青髭~ブルー・ベア~
昔むかし、ある所にその風貌から「青髭」と呼ばれていた金持ちの男がいました。「青髭」はとある美人姉妹に求婚し、妹を娶ることになりました。
ある日外出することになった「青髭」は妻に鍵の束を渡しました。
「どこにでも入っても良いけど、この鍵束の中で一番小さい鍵の合う部屋に入ってはならない」
と言い残して出かけていきました。
妻はその言いつけを守っていましたが、好奇心に負けてついついその「小さい鍵の部屋」を開けてしまいました。
そこに広がっていたのは、地面に血がこびりつき、壁には無残な死体が5~6体壁に立てかけてあるという凄惨な部屋でした。その死体たちは皆「青髭」が以前迎えた妻たちだったのです。
その時、「青髭」が家に帰ってきました。
「見てしまったな、私の秘密を」
「青髭」はそう言って妻を殺そうとしました。
しかし、偶然立ち寄った二人の兄によって助けられ、「青髭」は兄に殺されてしまいました。

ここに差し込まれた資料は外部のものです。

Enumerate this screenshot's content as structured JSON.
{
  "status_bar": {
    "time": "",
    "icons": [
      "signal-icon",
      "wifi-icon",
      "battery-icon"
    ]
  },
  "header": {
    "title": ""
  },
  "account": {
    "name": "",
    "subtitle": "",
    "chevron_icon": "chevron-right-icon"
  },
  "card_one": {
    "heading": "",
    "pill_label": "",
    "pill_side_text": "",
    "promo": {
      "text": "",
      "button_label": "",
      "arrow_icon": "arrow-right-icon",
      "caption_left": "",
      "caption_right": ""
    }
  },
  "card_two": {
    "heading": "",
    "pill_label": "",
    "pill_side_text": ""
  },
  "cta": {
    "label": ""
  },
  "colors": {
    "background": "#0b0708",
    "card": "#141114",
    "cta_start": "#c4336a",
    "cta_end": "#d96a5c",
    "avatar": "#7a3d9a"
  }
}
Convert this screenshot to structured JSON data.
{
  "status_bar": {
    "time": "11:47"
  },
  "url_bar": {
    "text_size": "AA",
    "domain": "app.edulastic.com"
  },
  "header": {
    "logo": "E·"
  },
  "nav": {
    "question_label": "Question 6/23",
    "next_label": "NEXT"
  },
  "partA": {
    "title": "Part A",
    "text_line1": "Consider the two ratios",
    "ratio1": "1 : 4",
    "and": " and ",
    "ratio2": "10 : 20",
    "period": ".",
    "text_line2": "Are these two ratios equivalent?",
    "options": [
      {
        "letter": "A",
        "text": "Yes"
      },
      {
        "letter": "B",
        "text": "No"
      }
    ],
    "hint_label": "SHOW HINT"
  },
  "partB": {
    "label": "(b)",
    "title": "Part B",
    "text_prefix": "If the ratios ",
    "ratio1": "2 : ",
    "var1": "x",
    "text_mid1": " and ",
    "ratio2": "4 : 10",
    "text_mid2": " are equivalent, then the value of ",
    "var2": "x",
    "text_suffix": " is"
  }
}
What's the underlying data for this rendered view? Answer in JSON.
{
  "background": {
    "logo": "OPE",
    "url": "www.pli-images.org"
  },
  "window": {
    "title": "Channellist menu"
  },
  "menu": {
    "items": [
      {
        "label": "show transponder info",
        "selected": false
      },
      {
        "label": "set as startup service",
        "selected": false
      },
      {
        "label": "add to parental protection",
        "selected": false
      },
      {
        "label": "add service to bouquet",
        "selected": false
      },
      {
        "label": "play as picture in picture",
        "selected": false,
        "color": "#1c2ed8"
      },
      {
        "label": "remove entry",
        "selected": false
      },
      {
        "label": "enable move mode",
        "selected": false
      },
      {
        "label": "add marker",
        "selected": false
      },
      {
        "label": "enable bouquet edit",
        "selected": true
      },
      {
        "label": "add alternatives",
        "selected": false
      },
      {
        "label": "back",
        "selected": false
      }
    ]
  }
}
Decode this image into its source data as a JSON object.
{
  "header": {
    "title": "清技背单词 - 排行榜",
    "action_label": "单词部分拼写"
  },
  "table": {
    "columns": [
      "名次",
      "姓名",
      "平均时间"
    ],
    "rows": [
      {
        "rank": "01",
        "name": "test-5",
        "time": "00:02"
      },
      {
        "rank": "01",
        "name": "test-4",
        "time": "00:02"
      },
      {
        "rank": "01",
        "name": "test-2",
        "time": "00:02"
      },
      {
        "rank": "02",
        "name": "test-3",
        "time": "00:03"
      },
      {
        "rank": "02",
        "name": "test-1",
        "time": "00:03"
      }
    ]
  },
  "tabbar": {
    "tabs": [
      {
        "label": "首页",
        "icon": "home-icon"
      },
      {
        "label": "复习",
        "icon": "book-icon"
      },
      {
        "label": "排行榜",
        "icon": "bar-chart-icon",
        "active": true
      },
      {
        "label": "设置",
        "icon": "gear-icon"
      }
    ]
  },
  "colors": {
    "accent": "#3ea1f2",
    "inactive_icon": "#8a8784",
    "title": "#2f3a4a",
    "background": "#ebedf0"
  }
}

「青髭」には子が居なかったので、妻がその財産を受け継いで兄や姉たちと分けて幸せに暮らしました。
めでたしめでたし
~『青髭』~ シャルル・ペロー著
俺は読んでいた童話をノックの音で閉じた。
「入れ」
「失礼します」
アレンは俺の目の前まで来て敬礼をする。
「一般人を『学院』へと送り届けました」
「ご苦労さん。怪我人の具合はどうだ?」
「見た目よりは軽傷でした。打撲、擦過傷、脱臼くらいですね。内出血も今の所無いようです」
俺はその報告に詰めていた息を吐き出した。そうか、無事か――――。
「ニーナ・アーバント、サックス・ミュラー。それとジル教授は『学院』にて療養を取るようで――――」
……今、何て言った?俺は耳を疑った。『ジル』?
「オイ…」
俺のただならぬ様子に気づいたのか、アレンは口を閉ざした。こういう時は本当に出来た俺にはもったいないくらいの部下だ。
「『学院』の教授のフルネームは分かるか?」
「いえ、聞いていませんが…。確か、青い髭の方ですよね?」
俺はその言葉を聞いて立ち上がった。もう間違いない、考えうる限り最悪の展開だ。
「ど、どうしたんですか団長!?」
「首謀者がどこにいるか分かった!!」
答えるのも面倒だ、俺は予備の鎧を着こんでゆく。
「どこに!?」
「『学院』…奴の狙いはあそこにいる全生徒だ!」
「全生徒って…!そんなの、何で分かるんですか?」
「分かるさ…俺の考えている通りの人物ならまず間違いない」
その名は、フランス中に知れ渡っている。中世フランスを救った英雄の一人であり、一時はフランス元帥まで上り詰めた傑物でありながら、悪魔を崇拝し数多くの子供を殺戮した快楽殺人者。